Kenyon was one of nine police officers to receive the Medal of Valor, the state's highest public safety award. In the ceremony, Kenyon was said to have "witnessed a naked man viciously assaulting a woman" and then ended the attack after wrestling with and finally non-fatally shooting Davis, who would eventually be sentenced to 25 years in prison.

In the incident report, Kenyon writes that when he arrived on the scene, he witnessed a "naked male, who had been hanging rear first out of the driver's side window of the van."

And a press release from the O'Fallon Police Department says "Kenyon quickly arrived and observed a subject hanging halfway inside the driver's side window of a van beating a female."

But Naber tells Daily RFT that although she was attacked by Davis in the house, by the time she got to her van, she had the doors locked, windows rolled up and was not being attacked at the moment Kenyon arrived on the scene.

"When Officer Kenyon arrived on the scene, Scott Davis was behind my van in the middle of the street," Naber says in an email. "He never attacked me outside of the residence and I had the mace inside of the van with me."

See also: Scott Davis Gets 25 Years in Jail for Biting Cop in Face While Naked, Tripping Balls in O'Fallon

Naber says the police radio transmissions back up her case. In one of the radio transmissions, Kenyon arrives on the scene and is heard saying, "I have a white male, butt-naked, standing in the middle of the street," which she says proves Davis was not attacking her inside the van.

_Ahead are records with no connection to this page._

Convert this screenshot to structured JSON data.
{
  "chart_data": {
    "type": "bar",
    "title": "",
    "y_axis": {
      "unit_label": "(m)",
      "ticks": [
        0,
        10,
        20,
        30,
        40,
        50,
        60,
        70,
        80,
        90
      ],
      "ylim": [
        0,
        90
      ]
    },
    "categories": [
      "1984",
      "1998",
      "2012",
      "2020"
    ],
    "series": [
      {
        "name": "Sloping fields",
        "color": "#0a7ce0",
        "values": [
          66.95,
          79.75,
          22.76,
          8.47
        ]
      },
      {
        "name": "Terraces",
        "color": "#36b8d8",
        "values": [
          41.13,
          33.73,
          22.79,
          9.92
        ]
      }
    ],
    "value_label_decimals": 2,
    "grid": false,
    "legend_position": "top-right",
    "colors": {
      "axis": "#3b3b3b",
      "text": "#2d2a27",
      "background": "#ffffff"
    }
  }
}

She also points to her 911 call, in which she can be heard describing Davis outside of her vehicle, but she doesn't say anything about being attacked at that moment.

Finally, she says that Kenyon's own incident report doesn't say anything about Naber getting attacked by Davis while inside the vehicle.

So if Naber's claims are accurate, why would a cop lie about saving a woman's life - especially when there is no dispute that Davis had already viciously attacked her?